Energy Consumption by Amputation Level

Amputation Type Energy Consumption (%)
Long Trans Tibial 10%
Trans Tibial 25%
Bilateral Trans Tibial 30%
Short Trans Tibial 40%
Trans Femoral 65%
Hip Disarticulation 100%
Bilateral Transfemoral 200%
  • Note: Longer stumps generally result in reduced energy consumption, while shorter stumps lead to increased energy needs.

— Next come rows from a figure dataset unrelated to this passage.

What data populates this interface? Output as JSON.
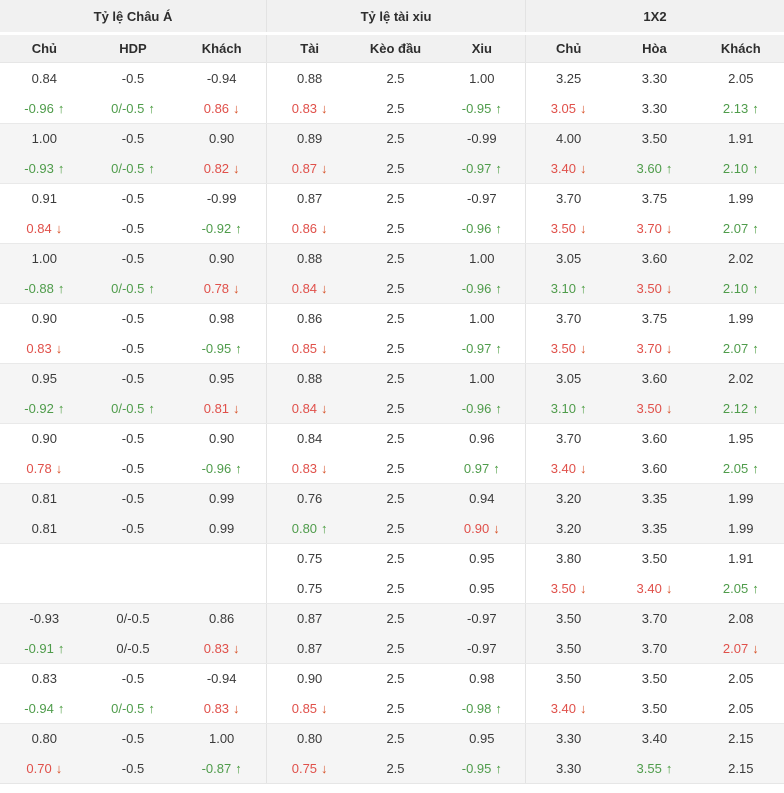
{
  "table": {
    "groups": [
      {
        "label": "Tỷ lệ Châu Á"
      },
      {
        "label": "Tỷ lệ tài xiu"
      },
      {
        "label": "1X2"
      }
    ],
    "columns": [
      "Chủ",
      "HDP",
      "Khách",
      "Tài",
      "Kèo đầu",
      "Xiu",
      "Chủ",
      "Hòa",
      "Khách"
    ],
    "icons": {
      "up_arrow": "↑",
      "down_arrow": "↓"
    },
    "colors": {
      "up_green": "#4f9c4b",
      "down_red": "#e0504a",
      "down_arrow_red": "#d8532a",
      "up_arrow_green": "#4a9c3f",
      "header_bg": "#f1f1f1",
      "row_alt_bg": "#f5f5f5",
      "border": "#e3e3e3",
      "text": "#3b3b3b"
    },
    "rows": [
      {
        "shade": "white",
        "cells": [
          [
            "0.84",
            ""
          ],
          [
            "-0.5",
            ""
          ],
          [
            "-0.94",
            ""
          ],
          [
            "0.88",
            ""
          ],
          [
            "2.5",
            ""
          ],
          [
            "1.00",
            ""
          ],
          [
            "3.25",
            ""
          ],
          [
            "3.30",
            ""
          ],
          [
            "2.05",
            ""
          ]
        ]
      },
      {
        "shade": "white",
        "cells": [
          [
            "-0.96",
            "up"
          ],
          [
            "0/-0.5",
            "up"
          ],
          [
            "0.86",
            "down"
          ],
          [
            "0.83",
            "down"
          ],
          [
            "2.5",
            ""
          ],
          [
            "-0.95",
            "up"
          ],
          [
            "3.05",
            "down"
          ],
          [
            "3.30",
            ""
          ],
          [
            "2.13",
            "up"
          ]
        ]
      },
      {
        "shade": "gray",
        "cells": [
          [
            "1.00",
            ""
          ],
          [
            "-0.5",
            ""
          ],
          [
            "0.90",
            ""
          ],
          [
            "0.89",
            ""
          ],
          [
            "2.5",
            ""
          ],
          [
            "-0.99",
            ""
          ],
          [
            "4.00",
            ""
          ],
          [
            "3.50",
            ""
          ],
          [
            "1.91",
            ""
          ]
        ]
      },
      {
        "shade": "gray",
        "cells": [
          [
            "-0.93",
            "up"
          ],
          [
            "0/-0.5",
            "up"
          ],
          [
            "0.82",
            "down"
          ],
          [
            "0.87",
            "down"
          ],
          [
            "2.5",
            ""
          ],
          [
            "-0.97",
            "up"
          ],
          [
            "3.40",
            "down"
          ],
          [
            "3.60",
            "up"
          ],
          [
            "2.10",
            "up"
          ]
        ]
      },
      {
        "shade": "white",
        "cells": [
          [
            "0.91",
            ""
          ],
          [
            "-0.5",
            ""
          ],
          [
            "-0.99",
            ""
          ],
          [
            "0.87",
            ""
          ],
          [
            "2.5",
            ""
          ],
          [
            "-0.97",
            ""
          ],
          [
            "3.70",
            ""
          ],
          [
            "3.75",
            ""
          ],
          [
            "1.99",
            ""
          ]
        ]
      },
      {
        "shade": "white",
        "cells": [
          [
            "0.84",
            "down"
          ],
          [
            "-0.5",
            ""
          ],
          [
            "-0.92",
            "up"
          ],
          [
            "0.86",
            "down"
          ],
          [
            "2.5",
            ""
          ],
          [
            "-0.96",
            "up"
          ],
          [
            "3.50",
            "down"
          ],
          [
            "3.70",
            "down"
          ],
          [
            "2.07",
            "up"
          ]
        ]
      },
      {
        "shade": "gray",
        "cells": [
          [
            "1.00",
            ""
          ],
          [
            "-0.5",
            ""
          ],
          [
            "0.90",
            ""
          ],
          [
            "0.88",
            ""
          ],
          [
            "2.5",
            ""
          ],
          [
            "1.00",
            ""
          ],
          [
            "3.05",
            ""
          ],
          [
            "3.60",
            ""
          ],
          [
            "2.02",
            ""
          ]
        ]
      },
      {
        "shade": "gray",
        "cells": [
          [
            "-0.88",
            "up"
          ],
          [
            "0/-0.5",
            "up"
          ],
          [
            "0.78",
            "down"
          ],
          [
            "0.84",
            "down"
          ],
          [
            "2.5",
            ""
          ],
          [
            "-0.96",
            "up"
          ],
          [
            "3.10",
            "up"
          ],
          [
            "3.50",
            "down"
          ],
          [
            "2.10",
            "up"
          ]
        ]
      },
      {
        "shade": "white",
        "cells": [
          [
            "0.90",
            ""
          ],
          [
            "-0.5",
            ""
          ],
          [
            "0.98",
            ""
          ],
          [
            "0.86",
            ""
          ],
          [
            "2.5",
            ""
          ],
          [
            "1.00",
            ""
          ],
          [
            "3.70",
            ""
          ],
          [
            "3.75",
            ""
          ],
          [
            "1.99",
            ""
          ]
        ]
      },
      {
        "shade": "white",
        "cells": [
          [
            "0.83",
            "down"
          ],
          [
            "-0.5",
            ""
          ],
          [
            "-0.95",
            "up"
          ],
          [
            "0.85",
            "down"
          ],
          [
            "2.5",
            ""
          ],
          [
            "-0.97",
            "up"
          ],
          [
            "3.50",
            "down"
          ],
          [
            "3.70",
            "down"
          ],
          [
            "2.07",
            "up"
          ]
        ]
      },
      {
        "shade": "gray",
        "cells": [
          [
            "0.95",
            ""
          ],
          [
            "-0.5",
            ""
          ],
          [
            "0.95",
            ""
          ],
          [
            "0.88",
            ""
          ],
          [
            "2.5",
            ""
          ],
          [
            "1.00",
            ""
          ],
          [
            "3.05",
            ""
          ],
          [
            "3.60",
            ""
          ],
          [
            "2.02",
            ""
          ]
        ]
      },
      {
        "shade": "gray",
        "cells": [
          [
            "-0.92",
            "up"
          ],
          [
            "0/-0.5",
            "up"
          ],
          [
            "0.81",
            "down"
          ],
          [
            "0.84",
            "down"
          ],
          [
            "2.5",
            ""
          ],
          [
            "-0.96",
            "up"
          ],
          [
            "3.10",
            "up"
          ],
          [
            "3.50",
            "down"
          ],
          [
            "2.12",
            "up"
          ]
        ]
      },
      {
        "shade": "white",
        "cells": [
          [
            "0.90",
            ""
          ],
          [
            "-0.5",
            ""
          ],
          [
            "0.90",
            ""
          ],
          [
            "0.84",
            ""
          ],
          [
            "2.5",
            ""
          ],
          [
            "0.96",
            ""
          ],
          [
            "3.70",
            ""
          ],
          [
            "3.60",
            ""
          ],
          [
            "1.95",
            ""
          ]
        ]
      },
      {
        "shade": "white",
        "cells": [
          [
            "0.78",
            "down"
          ],
          [
            "-0.5",
            ""
          ],
          [
            "-0.96",
            "up"
          ],
          [
            "0.83",
            "down"
          ],
          [
            "2.5",
            ""
          ],
          [
            "0.97",
            "up"
          ],
          [
            "3.40",
            "down"
          ],
          [
            "3.60",
            ""
          ],
          [
            "2.05",
            "up"
          ]
        ]
      },
      {
        "shade": "gray",
        "cells": [
          [
            "0.81",
            ""
          ],
          [
            "-0.5",
            ""
          ],
          [
            "0.99",
            ""
          ],
          [
            "0.76",
            ""
          ],
          [
            "2.5",
            ""
          ],
          [
            "0.94",
            ""
          ],
          [
            "3.20",
            ""
          ],
          [
            "3.35",
            ""
          ],
          [
            "1.99",
            ""
          ]
        ]
      },
      {
        "shade": "gray",
        "cells": [
          [
            "0.81",
            ""
          ],
          [
            "-0.5",
            ""
          ],
          [
            "0.99",
            ""
          ],
          [
            "0.80",
            "up"
          ],
          [
            "2.5",
            ""
          ],
          [
            "0.90",
            "down"
          ],
          [
            "3.20",
            ""
          ],
          [
            "3.35",
            ""
          ],
          [
            "1.99",
            ""
          ]
        ]
      },
      {
        "shade": "white",
        "cells": [
          [
            "",
            ""
          ],
          [
            "",
            ""
          ],
          [
            "",
            ""
          ],
          [
            "0.75",
            ""
          ],
          [
            "2.5",
            ""
          ],
          [
            "0.95",
            ""
          ],
          [
            "3.80",
            ""
          ],
          [
            "3.50",
            ""
          ],
          [
            "1.91",
            ""
          ]
        ]
      },
      {
        "shade": "white",
        "cells": [
          [
            "",
            ""
          ],
          [
            "",
            ""
          ],
          [
            "",
            ""
          ],
          [
            "0.75",
            ""
          ],
          [
            "2.5",
            ""
          ],
          [
            "0.95",
            ""
          ],
          [
            "3.50",
            "down"
          ],
          [
            "3.40",
            "down"
          ],
          [
            "2.05",
            "up"
          ]
        ]
      },
      {
        "shade": "gray",
        "cells": [
          [
            "-0.93",
            ""
          ],
          [
            "0/-0.5",
            ""
          ],
          [
            "0.86",
            ""
          ],
          [
            "0.87",
            ""
          ],
          [
            "2.5",
            ""
          ],
          [
            "-0.97",
            ""
          ],
          [
            "3.50",
            ""
          ],
          [
            "3.70",
            ""
          ],
          [
            "2.08",
            ""
          ]
        ]
      },
      {
        "shade": "gray",
        "cells": [
          [
            "-0.91",
            "up"
          ],
          [
            "0/-0.5",
            ""
          ],
          [
            "0.83",
            "down"
          ],
          [
            "0.87",
            ""
          ],
          [
            "2.5",
            ""
          ],
          [
            "-0.97",
            ""
          ],
          [
            "3.50",
            ""
          ],
          [
            "3.70",
            ""
          ],
          [
            "2.07",
            "down"
          ]
        ]
      },
      {
        "shade": "white",
        "cells": [
          [
            "0.83",
            ""
          ],
          [
            "-0.5",
            ""
          ],
          [
            "-0.94",
            ""
          ],
          [
            "0.90",
            ""
          ],
          [
            "2.5",
            ""
          ],
          [
            "0.98",
            ""
          ],
          [
            "3.50",
            ""
          ],
          [
            "3.50",
            ""
          ],
          [
            "2.05",
            ""
          ]
        ]
      },
      {
        "shade": "white",
        "cells": [
          [
            "-0.94",
            "up"
          ],
          [
            "0/-0.5",
            "up"
          ],
          [
            "0.83",
            "down"
          ],
          [
            "0.85",
            "down"
          ],
          [
            "2.5",
            ""
          ],
          [
            "-0.98",
            "up"
          ],
          [
            "3.40",
            "down"
          ],
          [
            "3.50",
            ""
          ],
          [
            "2.05",
            ""
          ]
        ]
      },
      {
        "shade": "gray",
        "cells": [
          [
            "0.80",
            ""
          ],
          [
            "-0.5",
            ""
          ],
          [
            "1.00",
            ""
          ],
          [
            "0.80",
            ""
          ],
          [
            "2.5",
            ""
          ],
          [
            "0.95",
            ""
          ],
          [
            "3.30",
            ""
          ],
          [
            "3.40",
            ""
          ],
          [
            "2.15",
            ""
          ]
        ]
      },
      {
        "shade": "gray",
        "cells": [
          [
            "0.70",
            "down"
          ],
          [
            "-0.5",
            ""
          ],
          [
            "-0.87",
            "up"
          ],
          [
            "0.75",
            "down"
          ],
          [
            "2.5",
            ""
          ],
          [
            "-0.95",
            "up"
          ],
          [
            "3.30",
            ""
          ],
          [
            "3.55",
            "up"
          ],
          [
            "2.15",
            ""
          ]
        ]
      }
    ]
  }
}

Transfemoral Prosthetic Gait Abnormalities

Gait Abnormality Prosthetic Problem
Lateral trunk bending Short prosthesis, weak abductors, poor fit
Abducted gait Poor socket fit medially
Circumducted gait Prosthesis too long, excess knee friction
Vaulted gait Prosthesis too long, poor suspension
Foot rotation at heel-strike Heel too stiff, loose socket
Short stance phase Painful stump, knee too loose
Knee instability Knee too anterior, foot too stiff
Medio-lateral whip Excessive knee rotation, tight socket
Terminal snap Quadriceps weakness, insecure patient
Foot slap Heel too soft
Knee hyperextension Heel too hard
Knee flexion Heel too hard
Excessive lordosis Hip flexion contracture, socket problems

Prosthetic Training

  • Acquisition of the device: Ideally, patients should be involved in the selection of the prosthesis.
  • Training: Should begin with basic activities and progress to more complex activities like walking on uneven terrain, stairs, or curbs.
  • Psychological support: Assists in adjusting to the new prosthetic limb.